The last few years have been a whirlwind for me, I have lost my grandfather who I loved dearly, My grandmother moved in with us, My little brother was born, I found Christ, I moved to a new town. Among so many other things. I don’t think there has been an era of my life with so much change. And with change comes responsibility. So much pressure has been put on me lately because 1) I’m the oldest child and 2) because i’m a teenager now that suddenly makes me able to do things I couldn’t before. These ideas scare me out of my mind. In a few days I’ll be going into my last year of middle school, and then after that i’ll be going to high school. And as of right now I have no idea where i’m going to go. I have to take care of my little brother because he has speech problems and I have to work with him once in a while. My mother is teaching me how to cook, and I have to care for my grandmother whose asthma is getting worse by the day, and what I really don’t like is that everyone in my school feels like it’s perfectly normal to talk about sex like it’s nothing. I’m scared about what the future will bring and really I just want everything to stay the same. I just want to stay the girl who likes Victorian history, sewing, pretty things, books and especially god. I don’t want any of my new responsibilities getting me blind sighted of what I really am. How can I stay true to myself even with all this new stuff swirling around my life? And especially how can I stay pure when my environment at school is so bad?
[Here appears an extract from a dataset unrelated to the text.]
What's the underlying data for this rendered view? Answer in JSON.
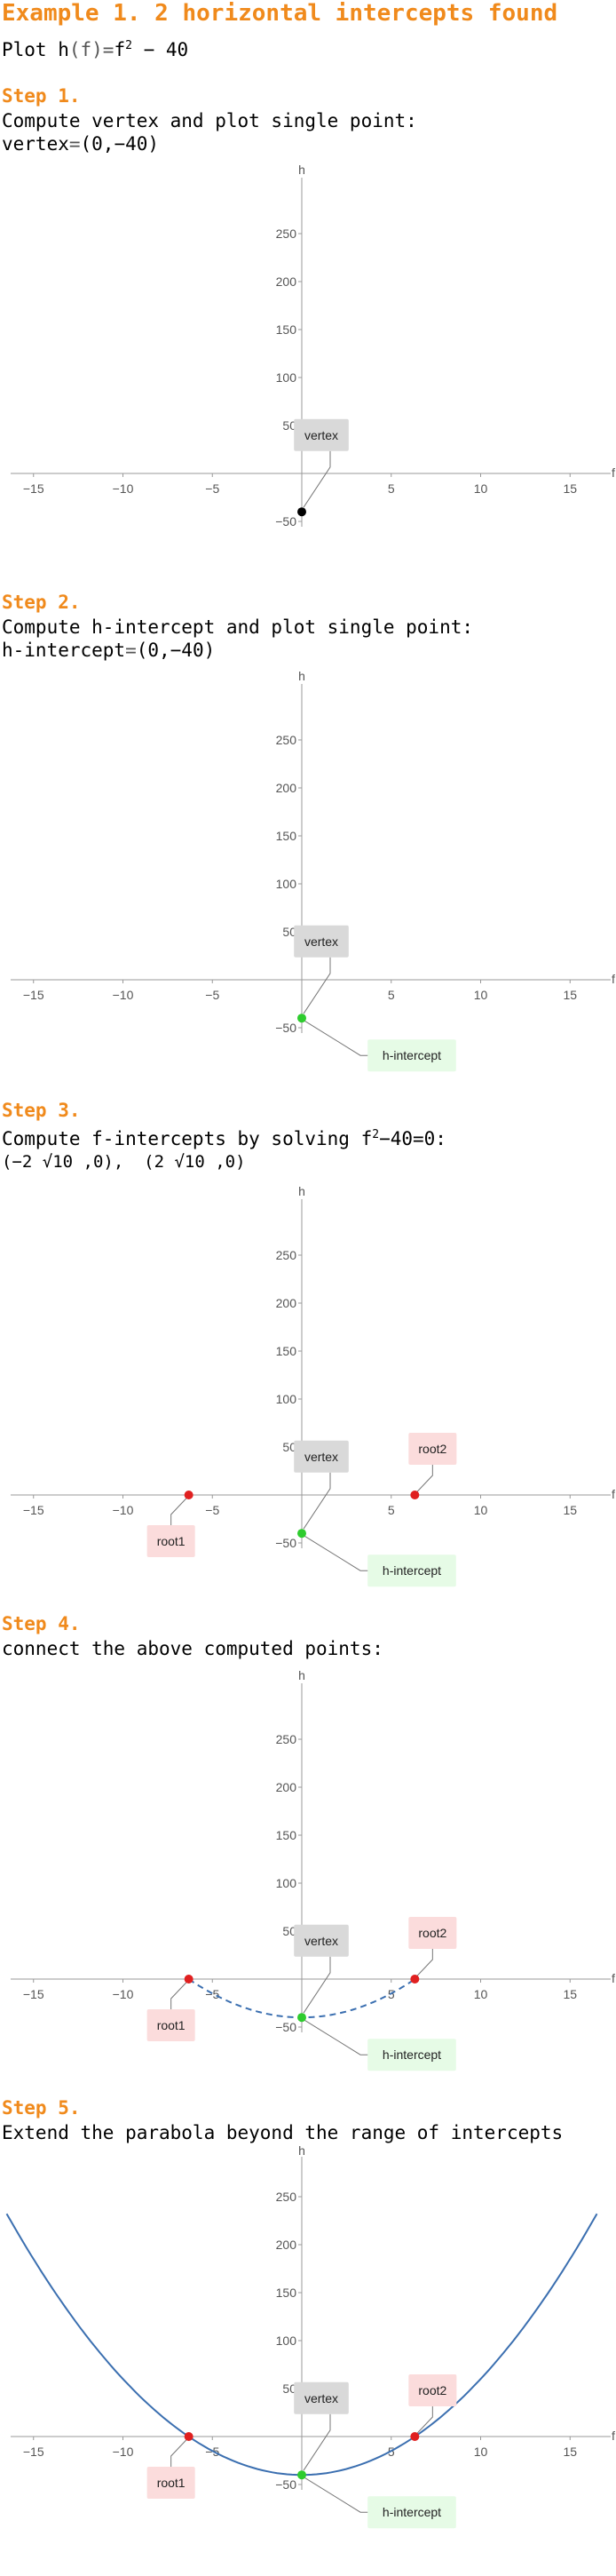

|September 5, 2015 at 10:51|
“And especially how can I stay pure when my environment at school is so bad?”
|September 5, 2015 at 12:48|
First off, I’m sorry you have some of the responsibilities that you have. You should not have to be taking care of your brother or grandmother to the extent that you do, however, I know that sometimes early responsibility is unavoidable.
|September 5, 2015 at 13:05|
Wow, it sounds like you’re going through a really stressful time. But I hope that I can help a little.
“I don’t want to buy all this stupid boring adult stuff and become boring adults.”
Point is, even as you grow older… you’ll still be you. You’ll have more responsibilites, but that doesn’t mean you can’t have fun. It doesn’t mean you’ll stop being yourself. If you want to still be the girl you are now, then there is absolutely nothing stopping you from it. Yes, learn to handle your responsibilites, but don’t feel like you can’t chase your passions as well. Balance is key.